Spoiler warning: There are going to be some general Game of Thrones TV show spoilers here, but only light spoilers about Telltale’s episodic game. If you haven’t played the game yet, you should be safe reading this unless you want to go in completely blind.
This mid season review follows on from Stevivor’s review of Game of Throne’s first episode, which you can read here.
This week Telltale released episode three of Game of Thrones, marking the halfway point of the season. The Forrester family is in a dire spot, crippled by the Red Wedding and now seeing their best chance at salvation die along with Joffrey. There have been battles, disgusting surgeries, awkward action scenes and difficult decisions throughout, this is most certainly a modern Telltale game, but there have also been pleasant departures from their well establish formula to keep you on your toes, a place you should always be in Westeros.
Telltale has done a solid job of integrating major events of the show into their story without anybody in the game series playing a starring part. The Red Wedding left House Forrester at its knees, as it did many houses loyal to the Starks, an aspect of the fiction I had seldom considered before this story. The major characters don’t feel bolted in to the game and play believable cameo roles; it isn’t a stretch to see Tyrion Lannister exploiting animosity between two small houses for his own benefit or Cersei waging petty war with Margaery Tyrell by tormenting her handmaidens. Even the events at the end of the first episode were completely in character for Ramsay Bolton. They all exist in the world as they should, having major influence but playing minor roles.

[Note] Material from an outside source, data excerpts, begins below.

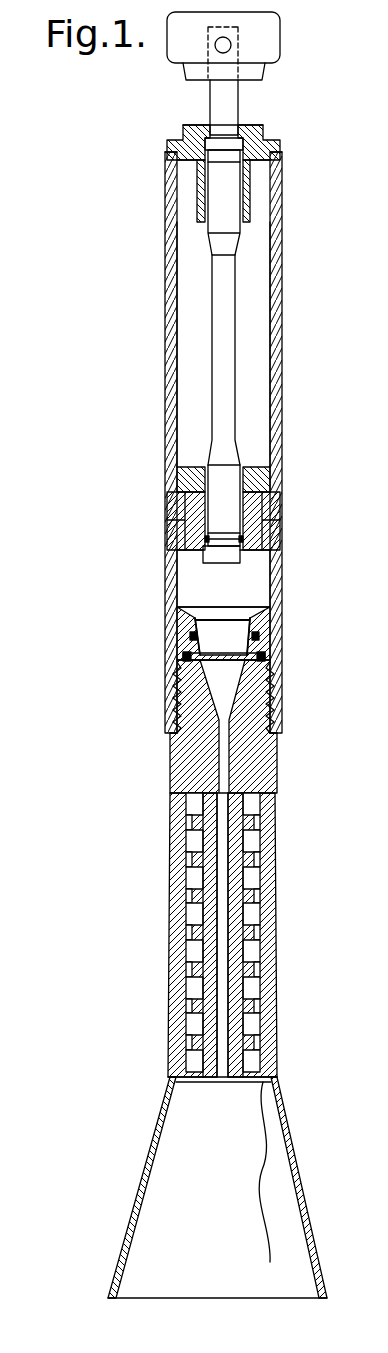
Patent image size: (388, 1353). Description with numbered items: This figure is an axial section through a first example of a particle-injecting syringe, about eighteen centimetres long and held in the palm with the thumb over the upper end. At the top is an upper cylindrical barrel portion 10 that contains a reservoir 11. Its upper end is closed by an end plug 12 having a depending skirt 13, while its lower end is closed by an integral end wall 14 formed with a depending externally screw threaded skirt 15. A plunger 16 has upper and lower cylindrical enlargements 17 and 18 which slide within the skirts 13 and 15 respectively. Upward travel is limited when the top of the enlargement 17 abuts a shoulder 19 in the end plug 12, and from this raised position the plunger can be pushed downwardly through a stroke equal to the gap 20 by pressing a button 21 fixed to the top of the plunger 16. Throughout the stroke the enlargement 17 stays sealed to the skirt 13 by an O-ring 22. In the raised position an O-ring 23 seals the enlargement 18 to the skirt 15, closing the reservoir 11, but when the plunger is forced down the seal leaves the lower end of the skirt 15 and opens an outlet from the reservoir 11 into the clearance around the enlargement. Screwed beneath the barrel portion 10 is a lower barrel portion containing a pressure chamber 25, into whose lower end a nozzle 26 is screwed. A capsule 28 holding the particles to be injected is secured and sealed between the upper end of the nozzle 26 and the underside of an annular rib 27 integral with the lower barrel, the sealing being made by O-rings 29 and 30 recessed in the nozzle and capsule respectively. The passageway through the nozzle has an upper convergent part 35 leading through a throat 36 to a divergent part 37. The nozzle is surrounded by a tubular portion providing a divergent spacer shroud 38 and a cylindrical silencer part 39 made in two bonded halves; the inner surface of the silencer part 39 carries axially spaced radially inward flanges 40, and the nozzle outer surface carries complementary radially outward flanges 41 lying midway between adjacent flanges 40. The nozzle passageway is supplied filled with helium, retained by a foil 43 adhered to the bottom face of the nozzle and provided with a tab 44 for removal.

The upper cylindrical barrel portion 10 is at (281, 350).
The reservoir 11 is at (257, 283).
The end plug 12 is at (283, 143).
The depending skirt 13 is at (252, 192).
The integral end wall 14 is at (283, 472).
The externally screw threaded skirt 15 is at (168, 520).
The plunger 16 is at (215, 291).
The upper cylindrical enlargement 17 is at (222, 200).
The lower cylindrical enlargement 18 is at (222, 487).
The shoulder 19 is at (250, 125).
The gap 20 is at (191, 96).
The button 21 is at (265, 38).
The O-ring 22 is at (166, 158).
The O-ring 23 is at (240, 536).
The pressure chamber 25 is at (257, 570).
The nozzle 26 is at (283, 733).
The annular rib 27 is at (180, 620).
The capsule 28 is at (187, 648).
The O-ring 29 is at (265, 658).
The O-ring 30 is at (283, 621).
The convergent part 35 is at (175, 697).
The throat 36 is at (180, 722).
The divergent part 37 is at (218, 1018).
The divergent spacer shroud 38 is at (287, 1135).
The cylindrical silencer part 39 is at (270, 833).
The radially inwardly projecting flanges 40 is at (250, 884).
The radially outwardly extending flanges 41 is at (247, 938).
The foil 43 is at (220, 1085).
The tab 44 is at (270, 1240).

The original characters take centre stage but for the most part their story is far more interesting than they are as individuals. That may be a by-product of the Telltale system, where choices more often create the character than make a meaningful impact on the story. Of your playable characters Gared Tuttle has had the most interesting path, finding his way to the Wall where he is constantly challenged to put his past behind him. He can be anyone from a saint-like figure of forgiveness to a vengeance obsessed wildcard. Rodrik Forrester is far more subdued but his decisions feel like they matter the most to the future story, a testament to his place as Lord of Ironrath.
Asher Forrester seems limited to playing the cheeky rogue with various levels of sass and choosing between freedom and family represented by his sellsword companion and his uncle. Mira Forrester plays like a relationship management game balancing Margaery and her own family. Their supporting cast are of various quality, Lady Elissa is a poor Catelyn Stark clone and all of the council at Ironrath fit various stereotypes but others are more nuanced and interesting (such as Asher’s buddy Beskha) while Lord Whitehill and his son Gryff, despite both being as stereotypically villainous as one can be in this world, still bring a smile to my face before saying or doing something that makes me anticipate their demise all the more. I love to hate the Whitehill family.
Telltale’s Game of Thrones is doing a good job of escalating the stakes with each episode, though despite two attempts they haven’t managed to replicate the shocking impact of the first episodes ending. The climax of episode two felt particularly out of place but it hasn’t harmed the overall story. Episode three teases dramatic twists on every front; Essos, The Wall, Ironrath and Kings Landing. It also does the best job of subverting the expectations I have of a Telltale game, the traditional time slowing, ‘choose who lives’ moment features a nice swerve while the major battle of the third episode offers you several chances to show mercy or dispense justice.
From a technical standpoint Game of Thrones has improved from a rocky start. I didn’t notice any graphics filter or slowdown issues in episode three while the action sequences look more impressive and they even managed to animate a dragon. Hair still clips through shoulders and outfit changes seem beyond the characters of the world, it was strange to see Mira and her fellow handmaiden dressed for the royal wedding in the same outfits they wore when writing the invitations. Also by episode three the ‘what did others choose?’ screen finally started appearing on the Xbox One, a feature I didn’t think I would miss until it was gone.
While I still notice the “game” aspects of Game of Thrones, trying to pick where choices may or may not matter, I’m increasingly being drawn in to the world and the story in a way I haven’t since the first season of The Walking Dead. The technical deficiences are less of an issue and Telltale are doing enough with their formula to keep things interesting. Fans of the TV show should really jump in and those who have enjoyed recent Telltale games will find a lot to like here. Episodes come out every six weeks and the game meets the standards of A Song of Ice and Fire in just about every way.
I can’t wait to see how it turns out.